Aqui vai nascer um prédio...
O PÚBLICO não conseguiu apurar a quem pertence o espaço próximo do Estádio do Bessa. Mas, por esclarecimento da Câmara do Porto, soube que “a maioria dos terrenos são privados” – existindo uma pequena parcela municipal. “Eventualmente qualquer horta ali existente terá surgido com acordo do proprietário, mas desconhece-se”, responde a autarquia, a propósito da existência de hortas que poderiam exigir uma intervenção diferente. De acordo com o plano director municipal (PDM), acrescenta, os cultivos localizavam-se em “Solos Urbanizados – Área de Edificação Isolada com Prevalência de Habitação Colectiva”. Por outras palavras: “É possível a edificação” naquele terreno.

E tudo indica que será isso a acontecer. “Para o terreno privado, localizado entre a rotunda e a linha de metro, encontra-se em curso um PIP, que prevê a sua urbanização, em cumprimento com o preconizado no PDM”, informa o executivo de Rui Moreira, acrescentando ainda que “no âmbito do PDM, está prevista a continuidade do troço viário já iniciado, que ligará a Rotunda do Bessa à Rua de Frederico Ozanam, bem como a uma outra via prevista, paralela à linha do metro”.

Para o “obreiro” da luta dos moradores de Francos, Fernando Torres, a acção do proprietário deveria ser considerada “atentado público”. Avaliará com o advogado a possibilidade de saírem disto com alguma almofada que faça frente às perdas. Mas, se tal não for possível, quer, ao menos, que o assunto fique registado: “Isto, na verdade, já nem é pelo dinheiro. É pela honra e dignidade. Até os bichos mataram…”

João Pedro põe o dedo na ferida maior: “Esta situação seria sempre difícil, mas no estado em que estamos agora estas hortas eram mais importantes do que nunca”, atira. Com a pandemia de covid-19, conta, as dificuldades no bairro camarário cavaram ainda mais fundo. Muitos perderam o emprego, entraram em layoff, viram ordenados reduzidos. Ficar sem a horta, deixa várias famílias “ainda mais pobres”.

“Era aqui que muita gente vinha buscar comida para pôr na mesa ou para vender”, afirma João Pedro. Confirma, de imediato, Andreia Almeida: “Levava para casa e sou vendedora ambulante, para fazer um extra. Tirava daqui o que vendia nas feiras.” A conta não é exacta, mas João Pedro arrisca com garantia de reduzida margem de erro: “São 24 pessoas a cultivar, mas o alimento chega a umas cem pessoas dessas famílias.” E ainda sobrava para cobrir necessidades de outros, acrescenta o vizinho José Barbosa enquanto ouve a conversa. Morador em Francos e reformado, lavrava ali a sua horta há 11 anos, e “até canários” tinha no seu pequeno barraco. “Levava alimento para casa, dava aos filhos e a outros”, conta, sem tirar os olhos do terreno. “Entretinha-me aqui...”, finaliza, sem esconder a emoção.

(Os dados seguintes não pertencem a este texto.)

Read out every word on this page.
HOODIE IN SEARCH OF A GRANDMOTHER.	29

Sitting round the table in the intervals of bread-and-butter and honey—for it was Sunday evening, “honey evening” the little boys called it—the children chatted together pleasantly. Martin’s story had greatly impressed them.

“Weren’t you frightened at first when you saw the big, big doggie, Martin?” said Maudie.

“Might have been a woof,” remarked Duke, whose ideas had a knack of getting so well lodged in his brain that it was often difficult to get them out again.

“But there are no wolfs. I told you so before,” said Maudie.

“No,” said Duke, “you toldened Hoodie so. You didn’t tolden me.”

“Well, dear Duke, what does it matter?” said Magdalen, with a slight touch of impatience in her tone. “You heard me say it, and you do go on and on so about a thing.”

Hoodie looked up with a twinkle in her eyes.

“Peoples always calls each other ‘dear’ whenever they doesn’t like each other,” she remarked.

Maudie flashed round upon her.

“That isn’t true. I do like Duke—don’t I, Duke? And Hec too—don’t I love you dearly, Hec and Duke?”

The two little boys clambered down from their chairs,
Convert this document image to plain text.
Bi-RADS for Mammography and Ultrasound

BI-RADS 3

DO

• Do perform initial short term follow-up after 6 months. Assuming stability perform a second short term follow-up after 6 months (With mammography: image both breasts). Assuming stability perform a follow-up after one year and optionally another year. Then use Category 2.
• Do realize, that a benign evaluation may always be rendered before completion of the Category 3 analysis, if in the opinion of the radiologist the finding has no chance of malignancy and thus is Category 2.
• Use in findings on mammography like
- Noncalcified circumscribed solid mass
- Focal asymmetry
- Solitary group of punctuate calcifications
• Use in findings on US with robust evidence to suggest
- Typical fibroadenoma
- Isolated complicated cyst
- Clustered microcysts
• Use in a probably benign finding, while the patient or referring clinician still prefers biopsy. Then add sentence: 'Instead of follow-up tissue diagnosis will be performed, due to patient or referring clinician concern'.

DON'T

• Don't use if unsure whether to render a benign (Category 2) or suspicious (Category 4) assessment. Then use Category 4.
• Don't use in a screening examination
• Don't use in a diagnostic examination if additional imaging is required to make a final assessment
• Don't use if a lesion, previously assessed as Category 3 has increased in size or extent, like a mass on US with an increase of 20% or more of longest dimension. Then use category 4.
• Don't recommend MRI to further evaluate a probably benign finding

Na tristeza de José Barbosa reside uma outra questão. Quem o diz é João Pedro, um dos mais novos do grupo: “Isto é um desgosto enorme para muita gente. Pode escrever: muitos estão deprimidos por causa disto.” A “dona Lurdinhas”, anciã das hortas, com 89 anos, é um desses casos, exemplifica. “Tinha aqui o espaço dela há uns 40 anos.” Contam os vizinhos que, tal como Manuel Augusto, também ela se recusa ainda a aceitar este desfecho. Vai para o terreno quase todos os dias e senta-se no meio dos despojos, como se deles ainda pudesse brotar o que se destruiu.